I’ve been giving this a lot of thought lately, as CTO of my company, Ziften, which plays a significant role in the enterprise endpoint technology space, delivering endpoint detection and response capabilities which continuously monitor endpoints for improved security posture. A key point is what drives an enterprise to consider improvements, when they “feel” that the area in question (the Endpoint) is already locked down and safe.
First, you have to look at the numbers and according to the most recent Verizon Data Breach Report, over 72% of all advanced malware and “bad guy” entry occurs through the overall endpoint environment.
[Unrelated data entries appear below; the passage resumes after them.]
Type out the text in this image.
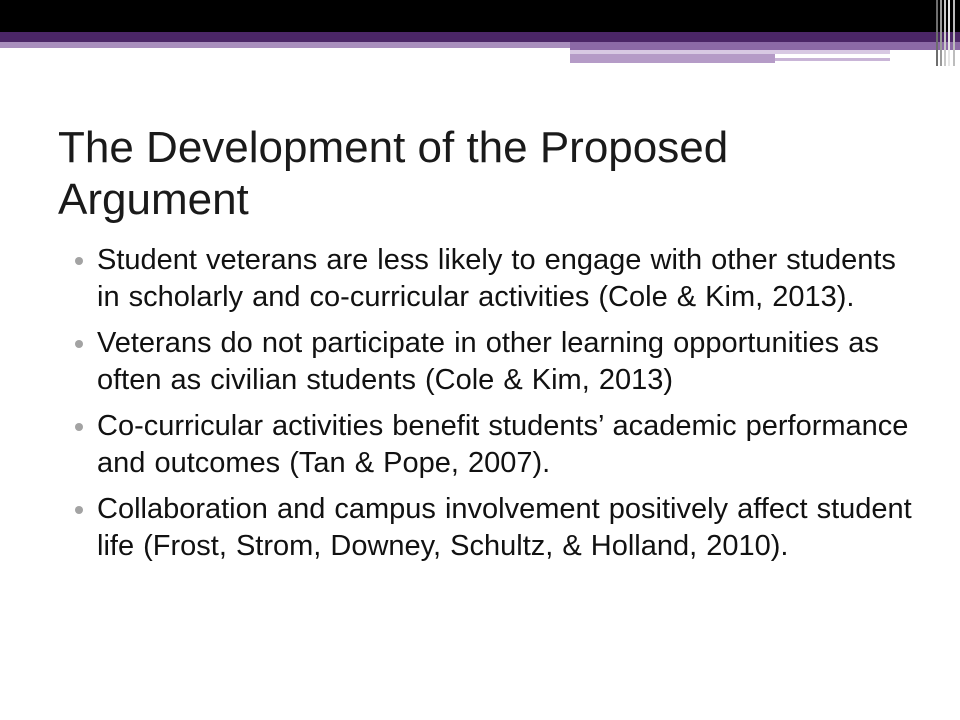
The Development of the Proposed Argument
Student veterans are less likely to engage with other students in scholarly and co-curricular activities (Cole & Kim, 2013).
Veterans do not participate in other learning opportunities as often as civilian students (Cole & Kim, 2013)
Co-curricular activities benefit students’ academic performance and outcomes (Tan & Pope, 2007).
Collaboration and campus involvement positively affect student life (Frost, Strom, Downey, Schultz, & Holland, 2010).
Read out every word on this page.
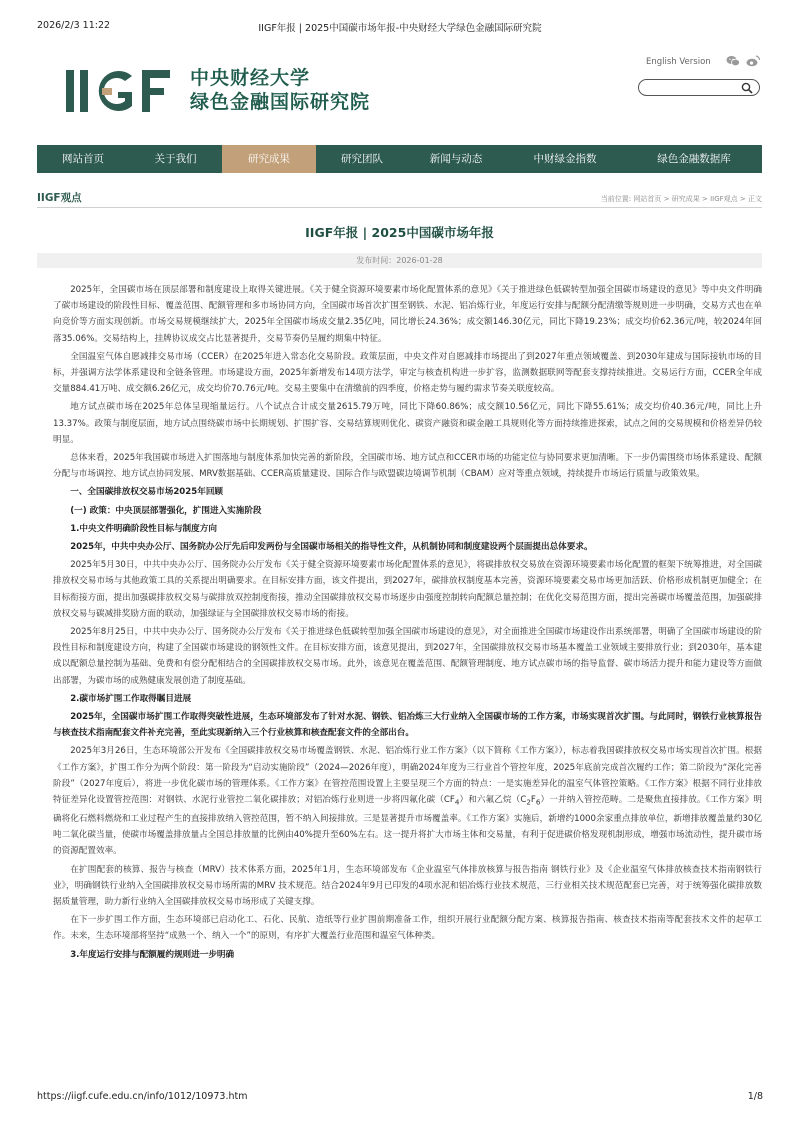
2026/2/3 11:22	IIGF年报 | 2025中国碳市场年报-中央财经大学绿色金融国际研究院
中央财经大学
绿色金融国际研究院
English Version
网站首页	关于我们	研究成果	研究团队	新闻与动态	中财绿金指数	绿色金融数据库
IIGF观点	当前位置: 网站首页 > 研究成果 > IIGF观点 > 正文
IIGF年报 | 2025中国碳市场年报
发布时间：2026-01-28

2025年，全国碳市场在顶层部署和制度建设上取得关键进展。《关于健全资源环境要素市场化配置体系的意见》《关于推进绿色低碳转型加强全国碳市场建设的意见》等中央文件明确了碳市场建设的阶段性目标、覆盖范围、配额管理和多市场协同方向，全国碳市场首次扩围至钢铁、水泥、铝冶炼行业，年度运行安排与配额分配清缴等规则进一步明确，交易方式也在单向竞价等方面实现创新。市场交易规模继续扩大，2025年全国碳市场成交量2.35亿吨，同比增长24.36%；成交额146.30亿元，同比下降19.23%；成交均价62.36元/吨，较2024年回落35.06%。交易结构上，挂牌协议成交占比显著提升，交易节奏仍呈履约期集中特征。

全国温室气体自愿减排交易市场（CCER）在2025年进入常态化交易阶段。政策层面，中央文件对自愿减排市场提出了到2027年重点领域覆盖、到2030年建成与国际接轨市场的目标，并强调方法学体系建设和全链条管理。市场建设方面，2025年新增发布14项方法学，审定与核查机构进一步扩容，监测数据联网等配套支撑持续推进。交易运行方面，CCER全年成交量884.41万吨、成交额6.26亿元，成交均价70.76元/吨。交易主要集中在清缴前的四季度，价格走势与履约需求节奏关联度较高。

地方试点碳市场在2025年总体呈现缩量运行。八个试点合计成交量2615.79万吨，同比下降60.86%；成交额10.56亿元，同比下降55.61%；成交均价40.36元/吨，同比上升13.37%。政策与制度层面，地方试点围绕碳市场中长期规划、扩围扩容、交易结算规则优化、碳资产融资和碳金融工具规则化等方面持续推进探索，试点之间的交易规模和价格差异仍较明显。

总体来看，2025年我国碳市场进入扩围落地与制度体系加快完善的新阶段，全国碳市场、地方试点和CCER市场的功能定位与协同要求更加清晰。下一步仍需围绕市场体系建设、配额分配与市场调控、地方试点协同发展、MRV数据基础、CCER高质量建设、国际合作与欧盟碳边境调节机制（CBAM）应对等重点领域，持续提升市场运行质量与政策效果。

一、全国碳排放权交易市场2025年回顾

(一) 政策：中央顶层部署强化，扩围进入实施阶段

1.中央文件明确阶段性目标与制度方向

2025年，中共中央办公厅、国务院办公厅先后印发两份与全国碳市场相关的指导性文件，从机制协同和制度建设两个层面提出总体要求。

2025年5月30日，中共中央办公厅、国务院办公厅发布《关于健全资源环境要素市场化配置体系的意见》，将碳排放权交易放在资源环境要素市场化配置的框架下统筹推进，对全国碳排放权交易市场与其他政策工具的关系提出明确要求。在目标安排方面，该文件提出，到2027年，碳排放权制度基本完善，资源环境要素交易市场更加活跃、价格形成机制更加健全；在目标衔接方面，提出加强碳排放权交易与碳排放双控制度衔接，推动全国碳排放权交易市场逐步由强度控制转向配额总量控制；在优化交易范围方面，提出完善碳市场覆盖范围，加强碳排放权交易与碳减排奖励方面的联动，加强绿证与全国碳排放权交易市场的衔接。

2025年8月25日，中共中央办公厅、国务院办公厅发布《关于推进绿色低碳转型加强全国碳市场建设的意见》，对全面推进全国碳市场建设作出系统部署，明确了全国碳市场建设的阶段性目标和制度建设方向，构建了全国碳市场建设的钢领性文件。在目标安排方面，该意见提出，到2027年，全国碳排放权交易市场基本覆盖工业领域主要排放行业；到2030年，基本建成以配额总量控制为基础、免费和有偿分配相结合的全国碳排放权交易市场。此外，该意见在覆盖范围、配额管理制度、地方试点碳市场的指导监督、碳市场活力提升和能力建设等方面做出部署，为碳市场的成熟健康发展创造了制度基础。

2.碳市场扩围工作取得瞩目进展

2025年，全国碳市场扩围工作取得突破性进展，生态环境部发布了针对水泥、钢铁、铝冶炼三大行业纳入全国碳市场的工作方案，市场实现首次扩围。与此同时，钢铁行业核算报告与核查技术指南配套文件补充完善，至此实现新纳入三个行业核算和核查配套文件的全部出台。

2025年3月26日，生态环境部公开发布《全国碳排放权交易市场覆盖钢铁、水泥、铝冶炼行业工作方案》（以下简称《工作方案》），标志着我国碳排放权交易市场实现首次扩围。根据《工作方案》，扩围工作分为两个阶段：第一阶段为“启动实施阶段”（2024—2026年度），明确2024年度为三行业首个管控年度，2025年底前完成首次履约工作；第二阶段为“深化完善阶段”（2027年度后），将进一步优化碳市场的管理体系。《工作方案》在管控范围设置上主要呈现三个方面的特点：一是实施差异化的温室气体管控策略。《工作方案》根据不同行业排放特征差异化设置管控范围：对钢铁、水泥行业管控二氧化碳排放；对铝冶炼行业则进一步将四氟化碳$(CF_4)$和六氟乙烷$(C_2F_6)$一并纳入管控范畴。二是聚焦直接排放。《工作方案》明确将化石燃料燃烧和工业过程产生的直接排放纳入管控范围，暂不纳入间接排放。三是显著提升市场覆盖率。《工作方案》实施后，新增约1000余家重点排放单位，新增排放覆盖量约30亿吨二氧化碳当量，使碳市场覆盖排放量占全国总排放量的比例由40%提升至60%左右。这一提升将扩大市场主体和交易量，有利于促进碳价格发现机制形成，增强市场流动性，提升碳市场的资源配置效率。

在扩围配套的核算、报告与核查（MRV）技术体系方面，2025年1月，生态环境部发布《企业温室气体排放核算与报告指南 钢铁行业》及《企业温室气体排放核查技术指南钢铁行业》，明确钢铁行业纳入全国碳排放权交易市场所需的MRV 技术规范。结合2024年9月已印发的4项水泥和铝冶炼行业技术规范，三行业相关技术规范配套已完善，对于统筹强化碳排放数据质量管理，助力新行业纳入全国碳排放权交易市场形成了关键支撑。

在下一步扩围工作方面，生态环境部已启动化工、石化、民航、造纸等行业扩围前期准备工作，组织开展行业配额分配方案、核算报告指南、核查技术指南等配套技术文件的起草工作。未来，生态环境部将坚持“成熟一个、纳入一个”的原则，有序扩大覆盖行业范围和温室气体种类。

3.年度运行安排与配额履约规则进一步明确

https://iigf.cufe.edu.cn/info/1012/10973.htm	1/8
There are several challenges here, one of which is that most corporations “feel” they have a sufficiently locked down their endpoints through the use of AV protection, USB disablement and standard operating environments – Well, here’s a hint for their feeling, “they haven’t”. A second challenge is that there is some exhaustion at the endpoint as they typically have at least 12+ drivers running at minimum from possibly as many as 10–20 vendors.
The belief, and one that I agree with, is that adding net new drivers or kernel-based solutions at the endpoint (from as few as several dozen to as many as tens of thousands of machines) will break other processes, applications, etc. For instance, the average financial institution has at least a few hundred custom built applications (in the thousand’s for the larger firms) – hard enough to support without the introduction of new kernel and driver based solutions.
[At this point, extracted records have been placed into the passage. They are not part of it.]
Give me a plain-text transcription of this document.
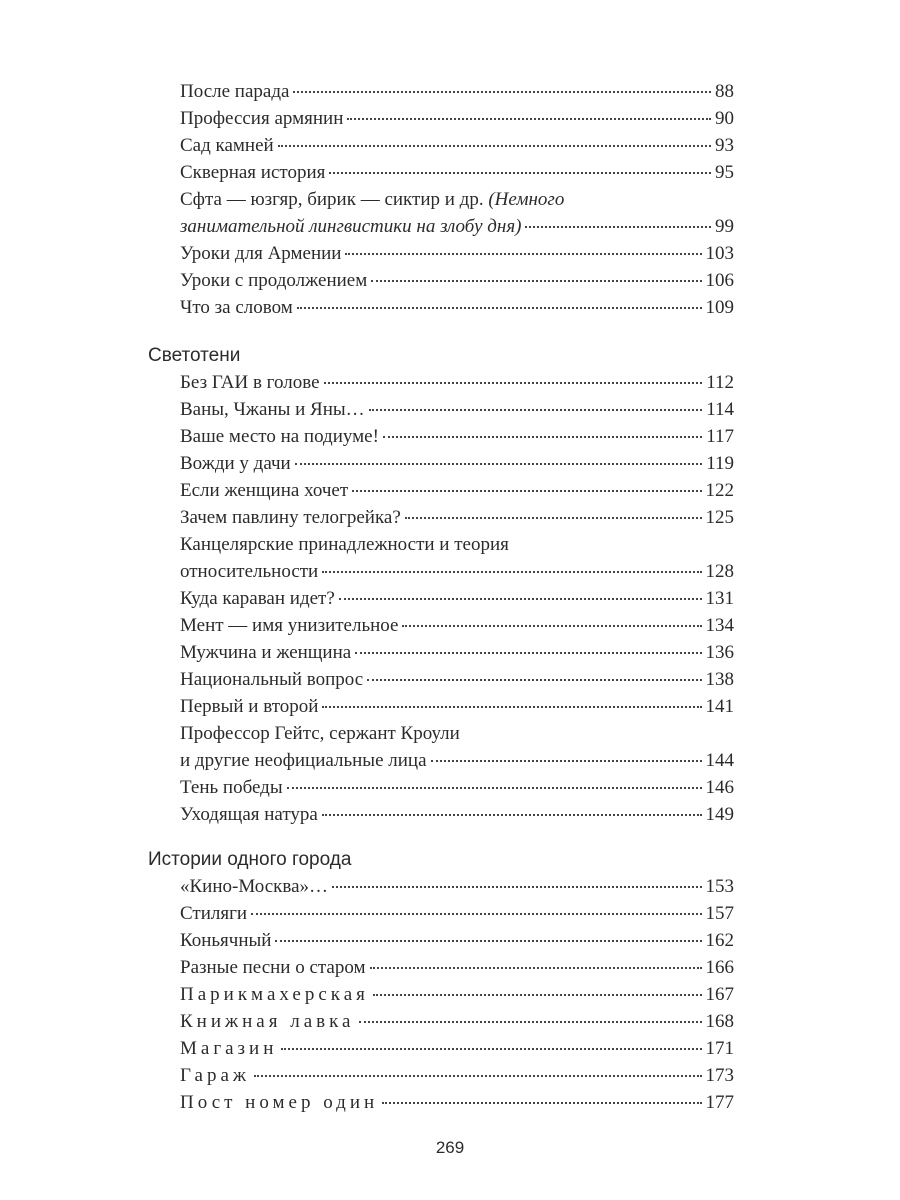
После парада	88
Профессия армянин	90
Сад камней	93
Скверная история	95
Сфта — юзгяр, бирик — сиктир и др.
(Немного
занимательной лингвистики на злобу дня)	99
Уроки для Армении	103
Уроки с продолжением	106
Что за словом	109
Светотени
Без ГАИ в голове	112
Ваны, Чжаны и Яны…	114
Ваше место на подиуме!	117
Вожди у дачи	119
Если женщина хочет	122
Зачем павлину телогрейка?	125
Канцелярские принадлежности и теория
относительности	128
Куда караван идет?	131
Мент — имя унизительное	134
Мужчина и женщина	136
Национальный вопрос	138
Первый и второй	141
Профессор Гейтс, сержант Кроули
и другие неофициальные лица	144
Тень победы	146
Уходящая натура	149
Истории одного города
«Кино-Москва»…	153
Стиляги	157
Коньячный	162
Разные песни о старом	166
Парикмахерская	167
Книжная лавка	168
Магазин	171
Гараж	173
Пост номер один	177
269
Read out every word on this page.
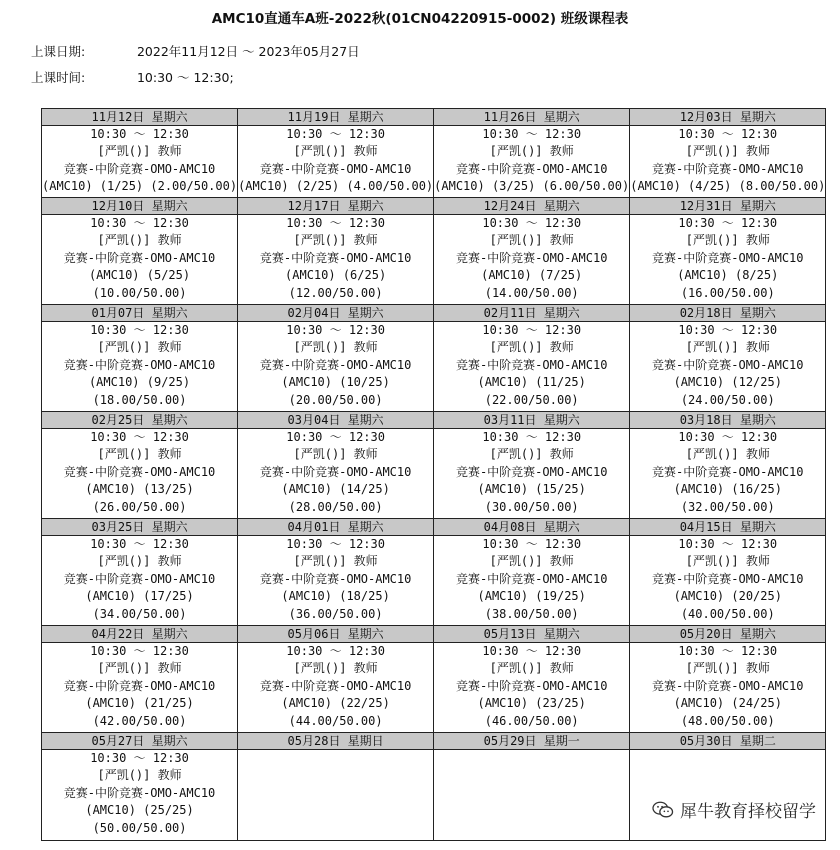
AMC10直通车A班-2022秋(01CN04220915-0002) 班级课程表
上课日期:	2022年11月12日 ～ 2023年05月27日
上课时间:	10:30 ～ 12:30;
11月12日 星期六	11月19日 星期六	11月26日 星期六	12月03日 星期六

10:30 ～ 12:30
[严凯()] 教师
竞赛-中阶竞赛-OMO-AMC10
(AMC10) (1/25) (2.00/50.00)	10:30 ～ 12:30
[严凯()] 教师
竞赛-中阶竞赛-OMO-AMC10
(AMC10) (2/25) (4.00/50.00)	10:30 ～ 12:30
[严凯()] 教师
竞赛-中阶竞赛-OMO-AMC10
(AMC10) (3/25) (6.00/50.00)	10:30 ～ 12:30
[严凯()] 教师
竞赛-中阶竞赛-OMO-AMC10
(AMC10) (4/25) (8.00/50.00)

12月10日 星期六	12月17日 星期六	12月24日 星期六	12月31日 星期六

10:30 ～ 12:30
[严凯()] 教师
竞赛-中阶竞赛-OMO-AMC10
(AMC10) (5/25)
(10.00/50.00)	10:30 ～ 12:30
[严凯()] 教师
竞赛-中阶竞赛-OMO-AMC10
(AMC10) (6/25)
(12.00/50.00)	10:30 ～ 12:30
[严凯()] 教师
竞赛-中阶竞赛-OMO-AMC10
(AMC10) (7/25)
(14.00/50.00)	10:30 ～ 12:30
[严凯()] 教师
竞赛-中阶竞赛-OMO-AMC10
(AMC10) (8/25)
(16.00/50.00)

01月07日 星期六	02月04日 星期六	02月11日 星期六	02月18日 星期六

10:30 ～ 12:30
[严凯()] 教师
竞赛-中阶竞赛-OMO-AMC10
(AMC10) (9/25)
(18.00/50.00)	10:30 ～ 12:30
[严凯()] 教师
竞赛-中阶竞赛-OMO-AMC10
(AMC10) (10/25)
(20.00/50.00)	10:30 ～ 12:30
[严凯()] 教师
竞赛-中阶竞赛-OMO-AMC10
(AMC10) (11/25)
(22.00/50.00)	10:30 ～ 12:30
[严凯()] 教师
竞赛-中阶竞赛-OMO-AMC10
(AMC10) (12/25)
(24.00/50.00)

02月25日 星期六	03月04日 星期六	03月11日 星期六	03月18日 星期六

10:30 ～ 12:30
[严凯()] 教师
竞赛-中阶竞赛-OMO-AMC10
(AMC10) (13/25)
(26.00/50.00)	10:30 ～ 12:30
[严凯()] 教师
竞赛-中阶竞赛-OMO-AMC10
(AMC10) (14/25)
(28.00/50.00)	10:30 ～ 12:30
[严凯()] 教师
竞赛-中阶竞赛-OMO-AMC10
(AMC10) (15/25)
(30.00/50.00)	10:30 ～ 12:30
[严凯()] 教师
竞赛-中阶竞赛-OMO-AMC10
(AMC10) (16/25)
(32.00/50.00)

03月25日 星期六	04月01日 星期六	04月08日 星期六	04月15日 星期六

10:30 ～ 12:30
[严凯()] 教师
竞赛-中阶竞赛-OMO-AMC10
(AMC10) (17/25)
(34.00/50.00)	10:30 ～ 12:30
[严凯()] 教师
竞赛-中阶竞赛-OMO-AMC10
(AMC10) (18/25)
(36.00/50.00)	10:30 ～ 12:30
[严凯()] 教师
竞赛-中阶竞赛-OMO-AMC10
(AMC10) (19/25)
(38.00/50.00)	10:30 ～ 12:30
[严凯()] 教师
竞赛-中阶竞赛-OMO-AMC10
(AMC10) (20/25)
(40.00/50.00)

04月22日 星期六	05月06日 星期六	05月13日 星期六	05月20日 星期六

10:30 ～ 12:30
[严凯()] 教师
竞赛-中阶竞赛-OMO-AMC10
(AMC10) (21/25)
(42.00/50.00)	10:30 ～ 12:30
[严凯()] 教师
竞赛-中阶竞赛-OMO-AMC10
(AMC10) (22/25)
(44.00/50.00)	10:30 ～ 12:30
[严凯()] 教师
竞赛-中阶竞赛-OMO-AMC10
(AMC10) (23/25)
(46.00/50.00)	10:30 ～ 12:30
[严凯()] 教师
竞赛-中阶竞赛-OMO-AMC10
(AMC10) (24/25)
(48.00/50.00)

05月27日 星期六	05月28日 星期日	05月29日 星期一	05月30日 星期二

10:30 ～ 12:30
[严凯()] 教师
竞赛-中阶竞赛-OMO-AMC10
(AMC10) (25/25)
(50.00/50.00)			

犀牛教育择校留学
We considered driver code as a last resort only, due to well-known shortcomings:
- Windows driver development requires in-depth understanding of Windows kernel data structures and coding conventions
- Windows drivers are prone to incompatibilities with even minor system changes, such as Microsoft’s monthly patch updates
- An error in driver code can cause a disastrous system crash
- The vast majority of Windows instabilities are caused by third-party driver code
Solutions that use low-level drivers in their agents do not use standard Windows interfaces and essentially “take over” control from Windows. This has the potential to wreak major havoc on the operating systems of the desktops under management. A malfunctioning driver can crash the system and since it runs at kernel level it is also an additional security exposure. Microsoft says regarding driver security, “anything a user can do that causes a driver to malfunction in such a way that it causes the system to crash or become unusable is a security flaw. When most developers are working on their driver, their focus is on getting the driver to work properly and not whether a malicious intruder will attempt to exploit holes within the system.”
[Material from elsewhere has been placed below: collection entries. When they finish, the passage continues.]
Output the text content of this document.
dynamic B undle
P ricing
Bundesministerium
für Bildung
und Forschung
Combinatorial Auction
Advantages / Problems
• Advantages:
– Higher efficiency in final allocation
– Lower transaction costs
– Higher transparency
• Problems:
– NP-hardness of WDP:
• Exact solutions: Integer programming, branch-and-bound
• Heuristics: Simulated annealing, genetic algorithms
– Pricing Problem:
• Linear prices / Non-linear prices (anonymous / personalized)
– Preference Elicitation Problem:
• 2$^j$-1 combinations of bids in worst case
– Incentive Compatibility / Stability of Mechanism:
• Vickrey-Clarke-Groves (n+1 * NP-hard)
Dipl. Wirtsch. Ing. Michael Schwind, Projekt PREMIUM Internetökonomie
These types of solutions also require immense and intense certification efforts, sometimes greater than 6-9 months – by the time the new image is built and baked, the next version of the OS could be released. This is a non-supportable, cumbersome and time consuming process.
This is why I strongly believe that the Ziften approach is a differentiator in the marketplace. By implementing an incredibly light weight, non-invasive agent and implementing as a system service, it bypasses the “pain and suffering” that most new software products introduce at the endpoint. To me, it’s all about ease of implementation that results in fast time to market, scalability, easy support and straightforward solutions that do not impede the user environment.